Symphony.

I'm attempting to use nickdunn's Publish Filtering extension and noticed that if my filter term contains URLencoded elements, the search returns 0 results. It seems Symphony is not URLdecoding the _GET variables before searching the entries.

That is to say, filtering entry names by "Contains A Space" presents ?filter=name:Contains%20A%20Space which looks to be used as-is by Symphony.

I've taken a cursory look through the codebase, particularly toolkit classes like class.entrymanager.php, class.administrationpage.php, and several others; I don't see where _GET variables are pulled out for use in SQL WHERE clauses.

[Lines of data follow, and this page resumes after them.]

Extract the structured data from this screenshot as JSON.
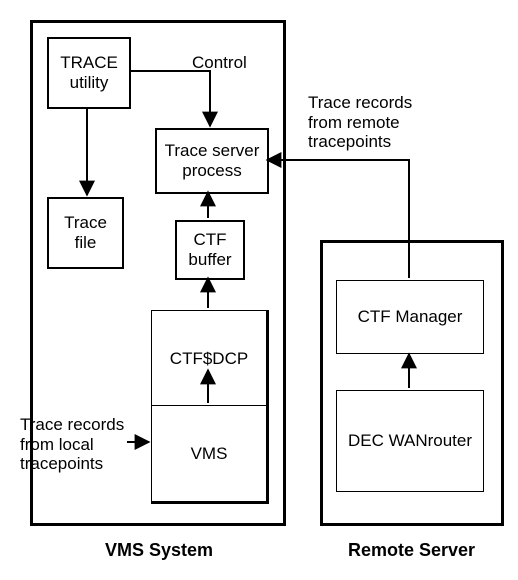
{
  "diagram": {
    "vms_panel_caption": "VMS System",
    "remote_panel_caption": "Remote Server",
    "boxes": {
      "trace_utility": "TRACE\nutility",
      "trace_file": "Trace\nfile",
      "trace_server": "Trace server\nprocess",
      "ctf_buffer": "CTF\nbuffer",
      "ctf_dcp": "CTF$DCP",
      "vms": "VMS",
      "ctf_manager": "CTF Manager",
      "dec_wanrouter": "DEC WANrouter"
    },
    "labels": {
      "control": "Control",
      "remote_records": "Trace records\nfrom remote\ntracepoints",
      "local_records": "Trace records\nfrom local\ntracepoints"
    }
  },
  "chart_data": {
    "type": "diagram",
    "title": "CTF trace data flow between a VMS System and a Remote Server",
    "nodes": [
      {
        "id": "trace_utility",
        "label": "TRACE utility",
        "group": "VMS System"
      },
      {
        "id": "trace_file",
        "label": "Trace file",
        "group": "VMS System"
      },
      {
        "id": "trace_server",
        "label": "Trace server process",
        "group": "VMS System"
      },
      {
        "id": "ctf_buffer",
        "label": "CTF buffer",
        "group": "VMS System"
      },
      {
        "id": "ctf_dcp",
        "label": "CTF$DCP",
        "group": "VMS System"
      },
      {
        "id": "vms",
        "label": "VMS",
        "group": "VMS System"
      },
      {
        "id": "ctf_manager",
        "label": "CTF Manager",
        "group": "Remote Server"
      },
      {
        "id": "dec_wanrouter",
        "label": "DEC WANrouter",
        "group": "Remote Server"
      }
    ],
    "edges": [
      {
        "from": "trace_utility",
        "to": "trace_server",
        "label": "Control"
      },
      {
        "from": "trace_utility",
        "to": "trace_file",
        "label": ""
      },
      {
        "from": "vms",
        "to": "ctf_dcp",
        "label": "Trace records from local tracepoints"
      },
      {
        "from": "ctf_dcp",
        "to": "ctf_buffer",
        "label": ""
      },
      {
        "from": "ctf_buffer",
        "to": "trace_server",
        "label": ""
      },
      {
        "from": "dec_wanrouter",
        "to": "ctf_manager",
        "label": ""
      },
      {
        "from": "ctf_manager",
        "to": "trace_server",
        "label": "Trace records from remote tracepoints"
      }
    ],
    "groups": [
      {
        "id": "VMS System",
        "label": "VMS System"
      },
      {
        "id": "Remote Server",
        "label": "Remote Server"
      }
    ]
  }
}
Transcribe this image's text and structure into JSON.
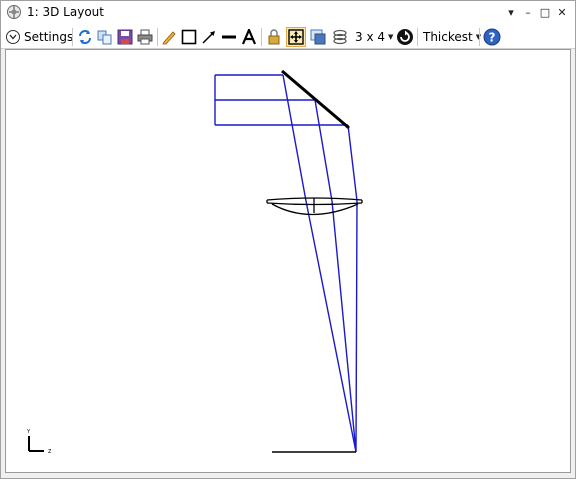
{
  "window": {
    "title": "1: 3D Layout",
    "controls": {
      "dropdown": "▾",
      "minimize": "–",
      "maximize": "□",
      "close": "✕"
    }
  },
  "toolbar": {
    "settings_label": "Settings",
    "icons": [
      "refresh-icon",
      "copy-icon",
      "save-icon",
      "print-icon",
      "pencil-icon",
      "rectangle-icon",
      "arrow-icon",
      "line-icon",
      "text-icon",
      "lock-icon",
      "fit-view-icon",
      "window-icon",
      "layers-icon"
    ],
    "layout_label": "3 x 4",
    "rotate_icon": "rotate-icon",
    "thickness_label": "Thickest",
    "help_icon": "help-icon",
    "active_tool": "fit-view-icon"
  },
  "layout": {
    "axis_label_y": "Y",
    "axis_label_z": "Z",
    "ray_color": "#1a1acc",
    "surface_color": "#000000"
  }
}
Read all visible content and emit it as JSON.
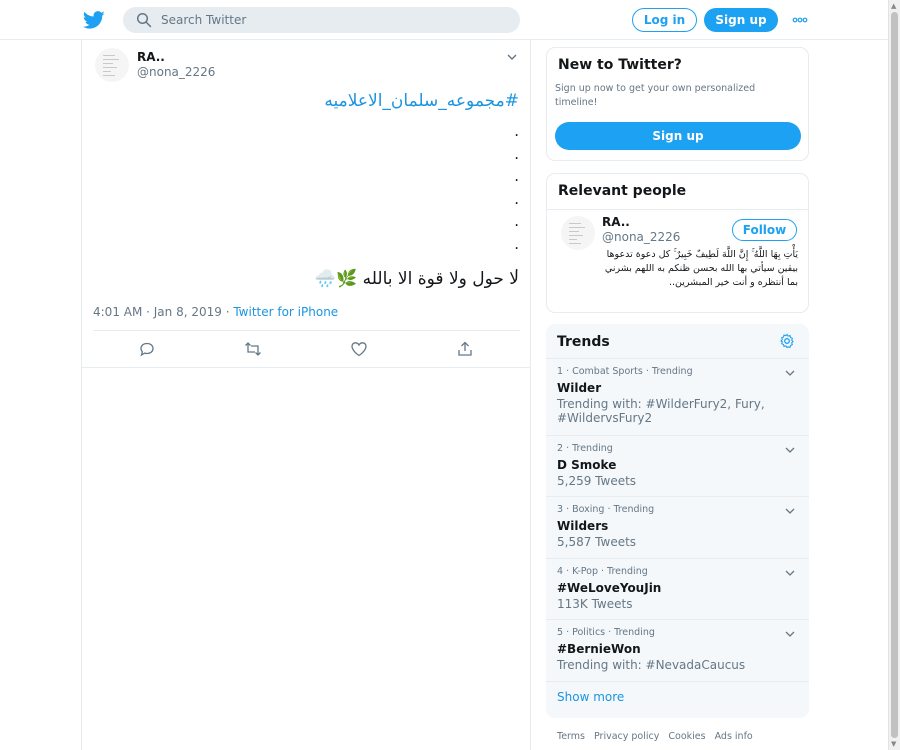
{
  "header": {
    "search_placeholder": "Search Twitter",
    "login_label": "Log in",
    "signup_label": "Sign up",
    "brand_color": "#1da1f2"
  },
  "tweet": {
    "author_name": "RA..",
    "author_handle": "@nona_2226",
    "hashtag": "#مجموعه_سلمان_الاعلاميه",
    "dots": [
      ".",
      ".",
      ".",
      ".",
      ".",
      ".",
      "."
    ],
    "body": "لا حول ولا قوة الا بالله 🌿🌧️",
    "time": "4:01 AM · Jan 8, 2019 · ",
    "source": "Twitter for iPhone",
    "actions": [
      "reply-icon",
      "retweet-icon",
      "like-icon",
      "share-icon"
    ]
  },
  "new_to_twitter": {
    "title": "New to Twitter?",
    "description": "Sign up now to get your own personalized timeline!",
    "signup_label": "Sign up"
  },
  "relevant_people": {
    "title": "Relevant people",
    "name": "RA..",
    "handle": "@nona_2226",
    "follow_label": "Follow",
    "bio": "يَأْتِ بِهَا اللَّهُ ۚ إِنَّ اللَّهَ لَطِيفٌ خَبِيرٌ ۚ كل دعوة تدعوها بيقين سيأتي بها الله بحسن ظنكم به اللهم بشرني بما أنتظره و أنت خير المبشرين.."
  },
  "trends": {
    "title": "Trends",
    "items": [
      {
        "context": "1 · Combat Sports · Trending",
        "name": "Wilder",
        "sub": "Trending with: #WilderFury2, Fury, #WildervsFury2"
      },
      {
        "context": "2 · Trending",
        "name": "D Smoke",
        "sub": "5,259 Tweets"
      },
      {
        "context": "3 · Boxing · Trending",
        "name": "Wilders",
        "sub": "5,587 Tweets"
      },
      {
        "context": "4 · K-Pop · Trending",
        "name": "#WeLoveYouJin",
        "sub": "113K Tweets"
      },
      {
        "context": "5 · Politics · Trending",
        "name": "#BernieWon",
        "sub": "Trending with: #NevadaCaucus"
      }
    ],
    "show_more": "Show more"
  },
  "footer": {
    "links": [
      "Terms",
      "Privacy policy",
      "Cookies",
      "Ads info"
    ]
  }
}
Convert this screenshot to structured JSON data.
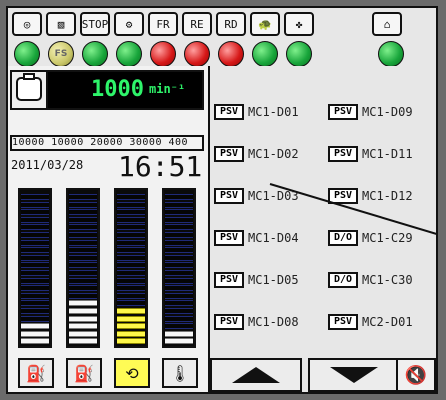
{
  "rpm": {
    "value": "1000",
    "unit": "min⁻¹"
  },
  "hours_text": "10000 10000 20000 30000 400",
  "datetime": {
    "date": "2011/03/28",
    "time": "16:51"
  },
  "items": [
    {
      "tag": "PSV",
      "label": "MC1-D01"
    },
    {
      "tag": "PSV",
      "label": "MC1-D09"
    },
    {
      "tag": "PSV",
      "label": "MC1-D02"
    },
    {
      "tag": "PSV",
      "label": "MC1-D11"
    },
    {
      "tag": "PSV",
      "label": "MC1-D03"
    },
    {
      "tag": "PSV",
      "label": "MC1-D12"
    },
    {
      "tag": "PSV",
      "label": "MC1-D04"
    },
    {
      "tag": "D/O",
      "label": "MC1-C29"
    },
    {
      "tag": "PSV",
      "label": "MC1-D05"
    },
    {
      "tag": "D/O",
      "label": "MC1-C30"
    },
    {
      "tag": "PSV",
      "label": "MC1-D08"
    },
    {
      "tag": "PSV",
      "label": "MC2-D01"
    }
  ],
  "icons_top": [
    {
      "name": "engine-icon",
      "glyph": "◎"
    },
    {
      "name": "filter-icon",
      "glyph": "▧"
    },
    {
      "name": "stop-icon",
      "glyph": "STOP"
    },
    {
      "name": "network-icon",
      "glyph": "⚙"
    },
    {
      "name": "fr-icon",
      "glyph": "FR"
    },
    {
      "name": "re-icon",
      "glyph": "RE"
    },
    {
      "name": "rd-icon",
      "glyph": "RD"
    },
    {
      "name": "turtle-icon",
      "glyph": "🐢"
    },
    {
      "name": "fan-icon",
      "glyph": "✤"
    },
    {
      "name": "key-icon",
      "glyph": "⌂"
    }
  ],
  "lamps": [
    {
      "state": "green"
    },
    {
      "state": "yellow",
      "label": "FS"
    },
    {
      "state": "green"
    },
    {
      "state": "green"
    },
    {
      "state": "red"
    },
    {
      "state": "red"
    },
    {
      "state": "red"
    },
    {
      "state": "green"
    },
    {
      "state": "green"
    },
    {
      "state": "green"
    }
  ],
  "bars": [
    {
      "name": "bar-1",
      "colors": [
        "white",
        "white",
        "white"
      ],
      "icon": "⛽"
    },
    {
      "name": "bar-2",
      "colors": [
        "white",
        "white",
        "white",
        "white",
        "white",
        "white"
      ],
      "icon": "⛽"
    },
    {
      "name": "bar-3",
      "colors": [
        "yellow",
        "yellow",
        "yellow",
        "yellow",
        "yellow"
      ],
      "icon": "⟲"
    },
    {
      "name": "bar-4",
      "colors": [
        "white",
        "white"
      ],
      "icon": "🌡"
    }
  ],
  "pager": {
    "up_label": "",
    "down_label": "",
    "mute_label": "🔇"
  }
}
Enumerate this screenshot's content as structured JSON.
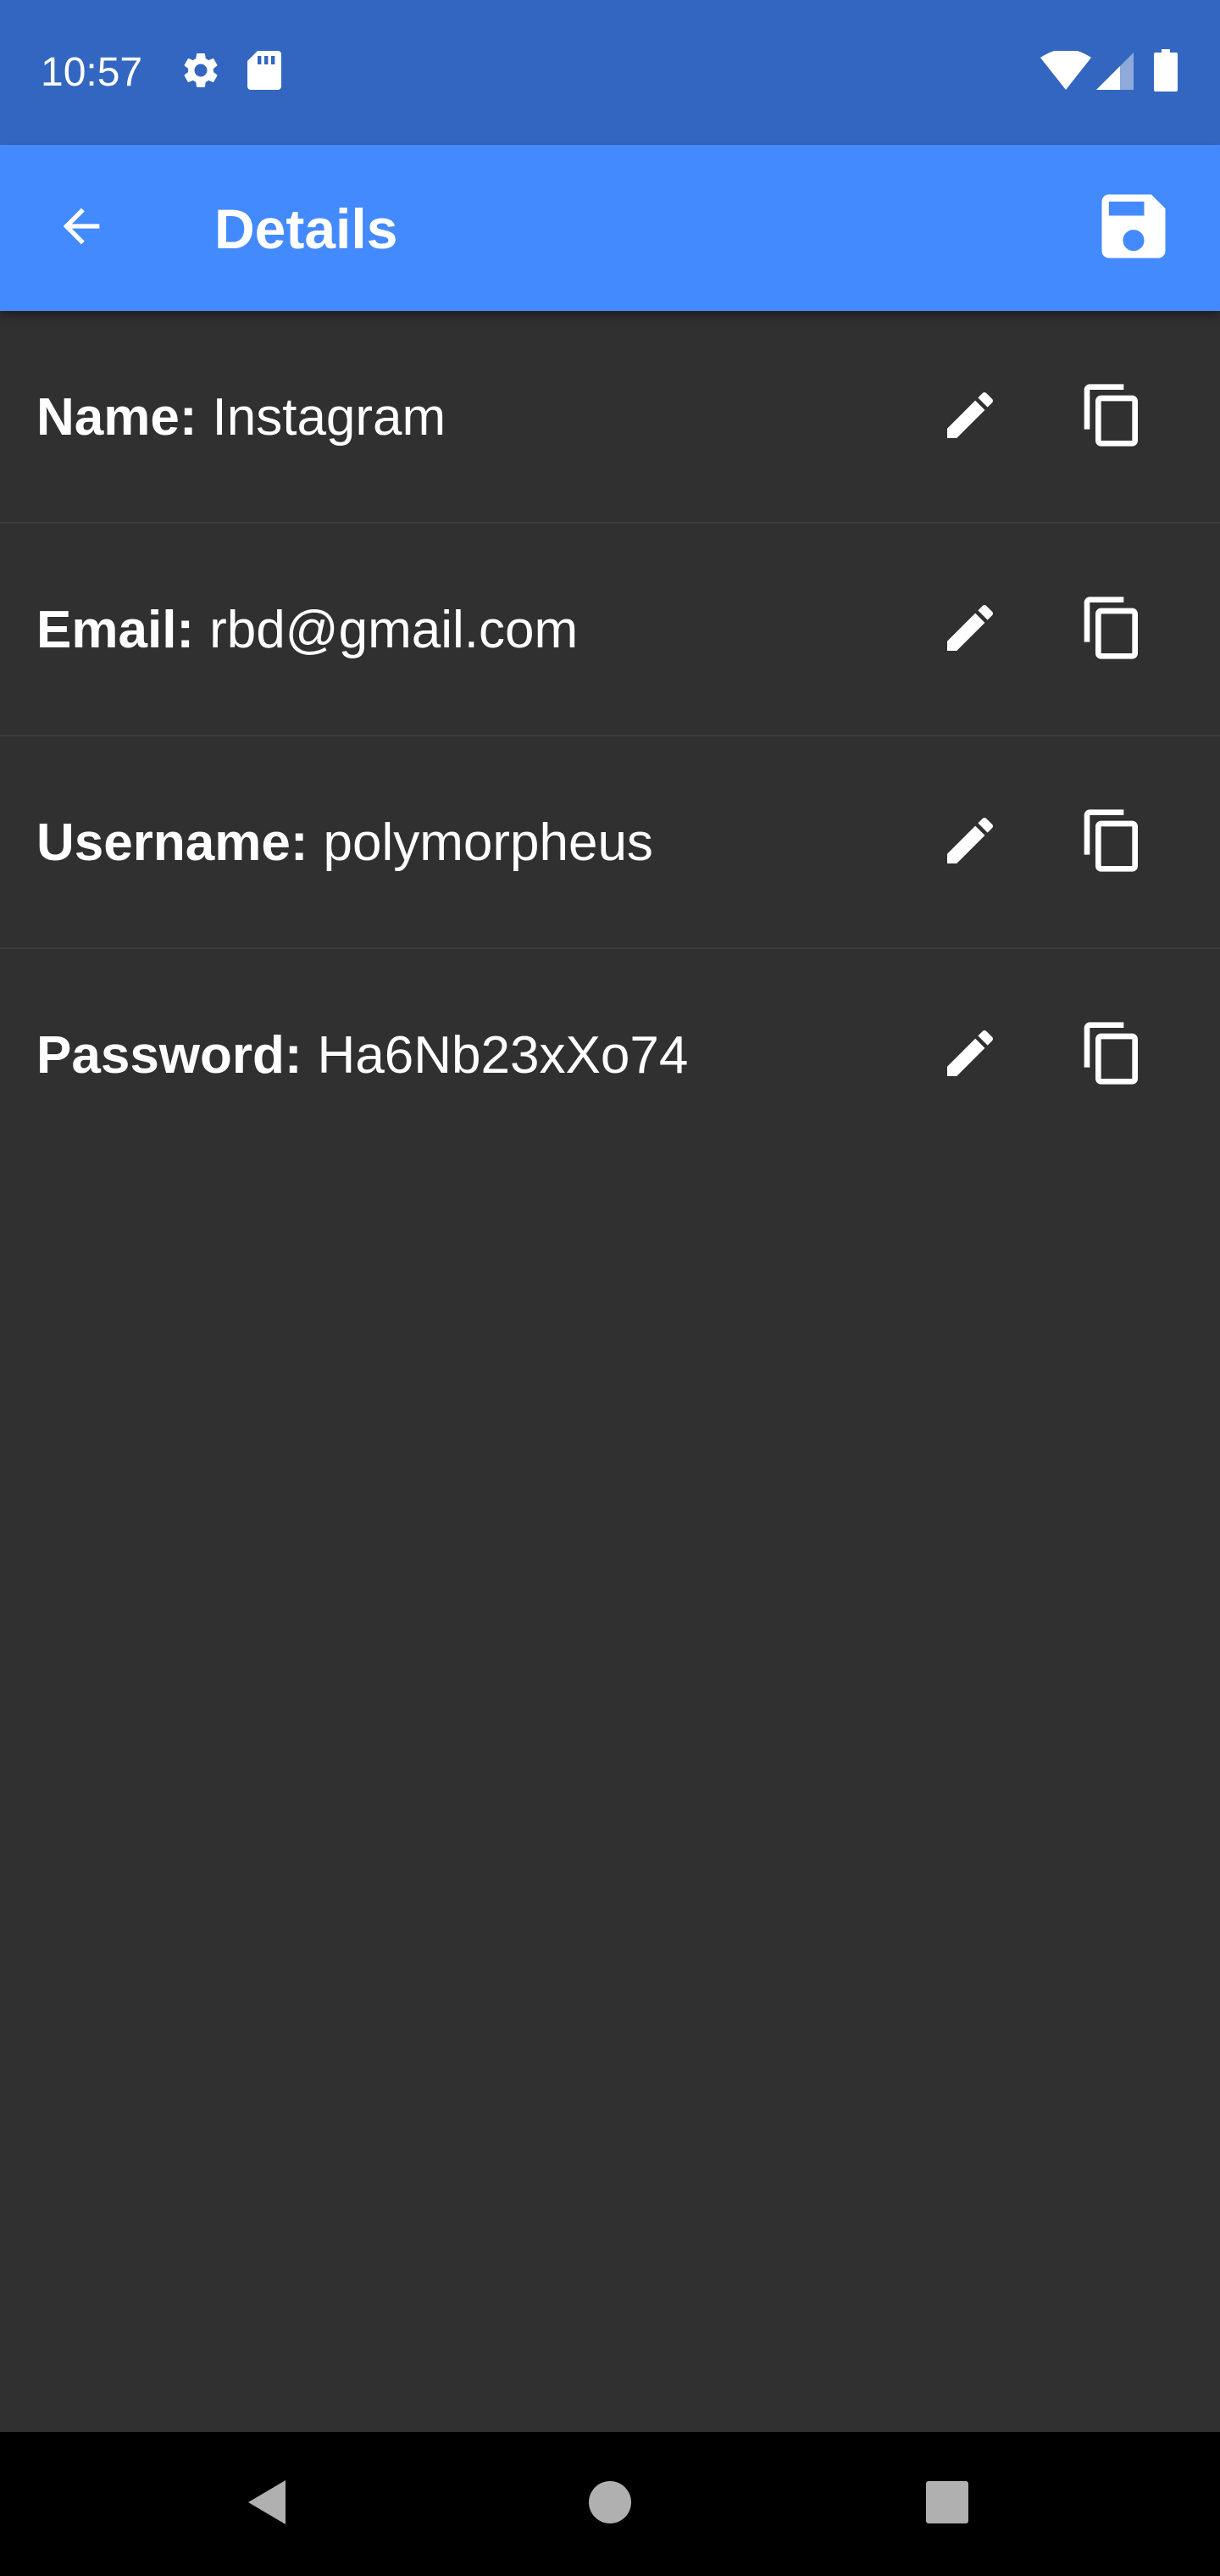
{
  "status_bar": {
    "time": "10:57",
    "icons": [
      "settings-icon",
      "sd-card-icon",
      "wifi-icon",
      "cell-signal-icon",
      "battery-icon"
    ]
  },
  "app_bar": {
    "title": "Details",
    "back_icon": "arrow-back-icon",
    "save_icon": "floppy-disk-icon"
  },
  "details": [
    {
      "label": "Name:",
      "value": "Instagram",
      "edit_icon": "pencil-icon",
      "copy_icon": "copy-icon"
    },
    {
      "label": "Email:",
      "value": "rbd@gmail.com",
      "edit_icon": "pencil-icon",
      "copy_icon": "copy-icon"
    },
    {
      "label": "Username:",
      "value": "polymorpheus",
      "edit_icon": "pencil-icon",
      "copy_icon": "copy-icon"
    },
    {
      "label": "Password:",
      "value": "Ha6Nb23xXo74",
      "edit_icon": "pencil-icon",
      "copy_icon": "copy-icon"
    }
  ],
  "nav_bar": {
    "icons": [
      "back-triangle-icon",
      "home-circle-icon",
      "recents-square-icon"
    ]
  },
  "colors": {
    "status_bar": "#3366c0",
    "app_bar": "#448aff",
    "background": "#303030",
    "divider": "#3b3b3b",
    "text": "#ffffff",
    "nav_bar": "#000000",
    "nav_icons": "#b0b0b0"
  }
}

If I could find it, I'd patch it with a urldecode().

I'm still cutting my teeth on Symphony, but I've experienced this bug on both a local MAMP installation as well as a mediatemple server. I figured I'd ask here before reporting a bug in case I'm just missing something.

@haircut,

If you think its a solid bug, you can always submit it as an issue.

Might be a Publish Filtering bug rather than a Symphony bug, no?

So I found where Symphony does its URI decoding, Line 67 in content.publish.php. This comment on the PHP manual page for rawurldecode() indicates that the JS, as used in the Publish Filtering extension, doesn't play nice with Magic Quotes. I turned off Magic Quotes and the filtering now works fine.

@czheng: I'm not sure what your take is on where the "bug" lies here. On one hand, it's a problem with a specific extension's implementation of URI decoding. However, maybe Symphony should expect that Magic Quotes is on (since so many configurations have it on by default) and use an alternate decoding function in case it receives JS-encoded strings?

I should clarify my thoughts: The problem is with the encoding used in a specific extension, but the filtering itself is done by Symphony; the extension provides a nice wrapper. Since the filtering is built-in, possibly an alternative decoding method would make Symphony agnostic to the encoding method of whatever future extensions or core functionalities that make use of the URI filtering.